Luz Eléctrica
Salvo de vela coagulado, enfarruscado pelo pavio…
A unha do polegar esmagada
Daquele vetusto polegar aleijado era pérola franzida,
Quartzo rigoroso, detritos em Cumas,
Na primeira casa onde vi luz eléctrica
Ela sentava-se de pantufas de feltro desapertadas
O ano inteiro, na mesma cadeira, e sussurrava
Numa voz que no seu máximo não fazia
Que sussurrar. Ficámos ambos desesperados
Na noite em que lá me deixaram para dormir, quando chorei
E chorei sobre as cobertas, sob o esbanjamento da luz
Que deixaram acesa no quarto. “Que te molesta, menino,
Que te molesta, valha-te Deus?” Urgente, sibilante,
Aquele molesta remoto e antigo.
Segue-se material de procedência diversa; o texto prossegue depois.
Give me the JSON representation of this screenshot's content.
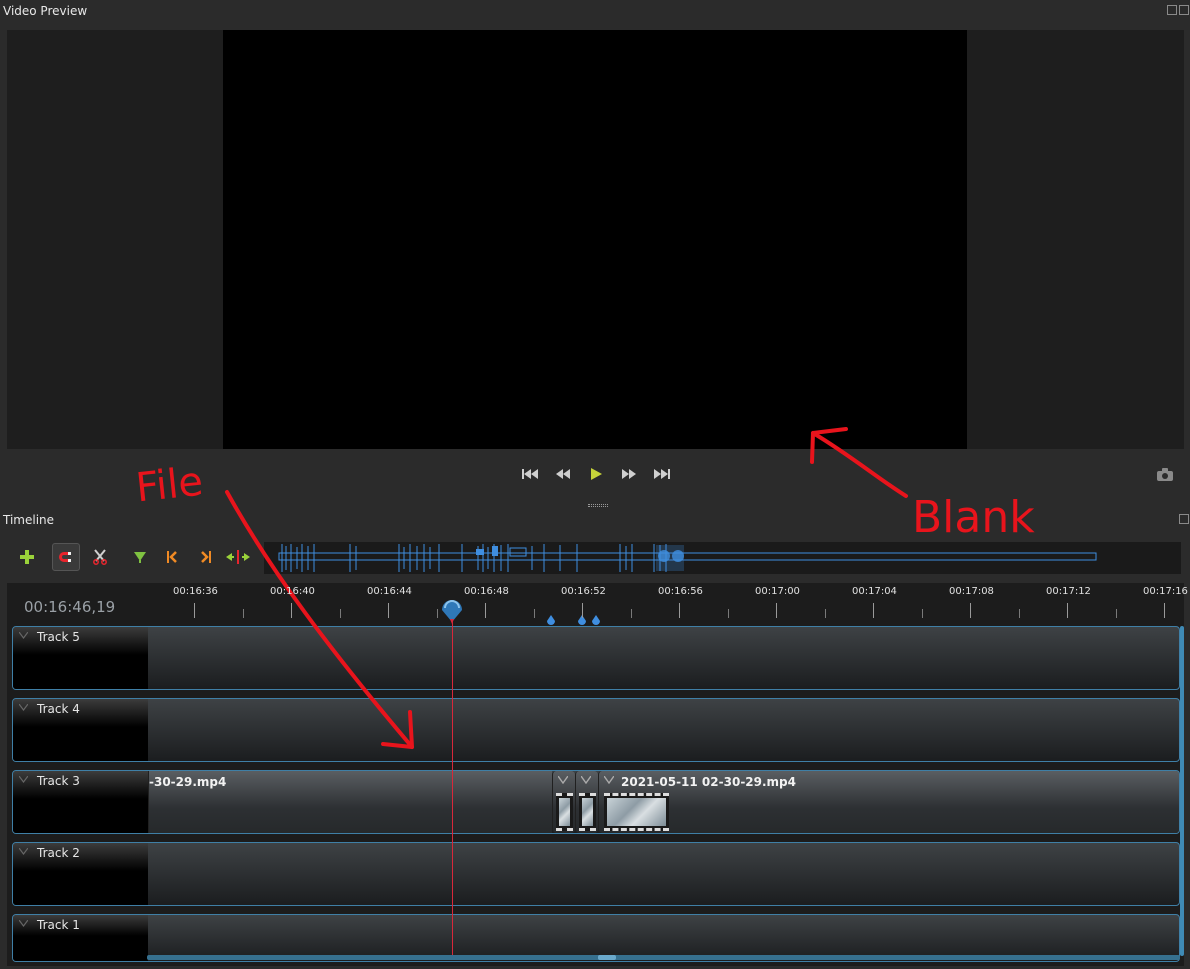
{
  "video_preview": {
    "title": "Video Preview",
    "playback_controls": [
      "jump-start-icon",
      "rewind-icon",
      "play-icon",
      "fast-forward-icon",
      "jump-end-icon"
    ],
    "screenshot_icon": "camera-icon"
  },
  "timeline": {
    "title": "Timeline",
    "toolbar": [
      "add-track-icon",
      "snap-magnet-icon",
      "razor-icon",
      "add-marker-icon",
      "previous-marker-icon",
      "next-marker-icon",
      "center-playhead-icon"
    ],
    "current_time": "00:16:46,19",
    "ruler_labels": [
      "00:16:36",
      "00:16:40",
      "00:16:44",
      "00:16:48",
      "00:16:52",
      "00:16:56",
      "00:17:00",
      "00:17:04",
      "00:17:08",
      "00:17:12",
      "00:17:16"
    ],
    "tracks": [
      {
        "name": "Track 5",
        "clips": []
      },
      {
        "name": "Track 4",
        "clips": []
      },
      {
        "name": "Track 3",
        "clips": [
          {
            "title": "-30-29.mp4"
          },
          {
            "title": ""
          },
          {
            "title": ""
          },
          {
            "title": "2021-05-11 02-30-29.mp4"
          }
        ]
      },
      {
        "name": "Track 2",
        "clips": []
      },
      {
        "name": "Track 1",
        "clips": []
      }
    ]
  },
  "annotations": [
    {
      "text": "File",
      "color": "#e8141c"
    },
    {
      "text": "Blank",
      "color": "#e8141c"
    }
  ],
  "colors": {
    "accent": "#3f8ab5",
    "playhead": "#d8283b",
    "play_button": "#c6d33a",
    "annotation": "#e8141c"
  }
}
Águas de caverna assustadoras
Batendo num embarcadouro. E o desamparo dela sem me amparar.
Ceceio e relapsia. Redemoinho de inglês sibilino,
Embates de água entre barco e doca, para os quais,
Animula, eu despertava a tempo
Enquanto os barcos rumorejavam pelo Belfast Lough ao encontro
Do letargo de cabeça contra-o-vidro próprio de um comboio matinal,
Do cerne de “ora-aqui-estás-e-onde-estás-tu'”
Da própria poesia. Traseiras de casas
Como a de casa dela, despensas e calandas
Nos quintais junto à linha de uma Inglaterra fugidia.
Um espantalho banal por entre parcelas de pousio,
Depois um campo de futebol de arrabalde, a estranha distância,
Searas como o Campo de Pano de Ouro.
E eu também vim a Southwark,
saindo da boca do metro para a luz do sol,
Sopro do Moyola junto à “plaga distante” do Tamisa.
De pé na cadeira de costas em arco, eu conseguia
Chegar ao interruptor. Deixavam-me e ficavam a ver-me,
Um toque na pequena pevide esperava a magia
Rodando o botão da telefonia acendia-se a luz
No mostrador. Deixavam-me e ficavam a ver-me
Percorrer à vontade as estações do mundo.
Depois elas desapareceram e o Big Bem e as notícias
Acabaram. O aparelho tinha sido desligado,
Tudo em silêncio por detrás do blackout a não ser
O clique-clique das agulhas de tricot, o vento na chaminé,
Ela sentava-se de pantufas de feltro desapertadas
A luz eléctrica brilhava sobre nós, eu receava
O veio e a unha enegrecida da unha dela,
Com tal dureza de plectro, de tal brilho furta-cor, que ainda deve
Subsistir por entre as contas e vértebras no solo de Derry.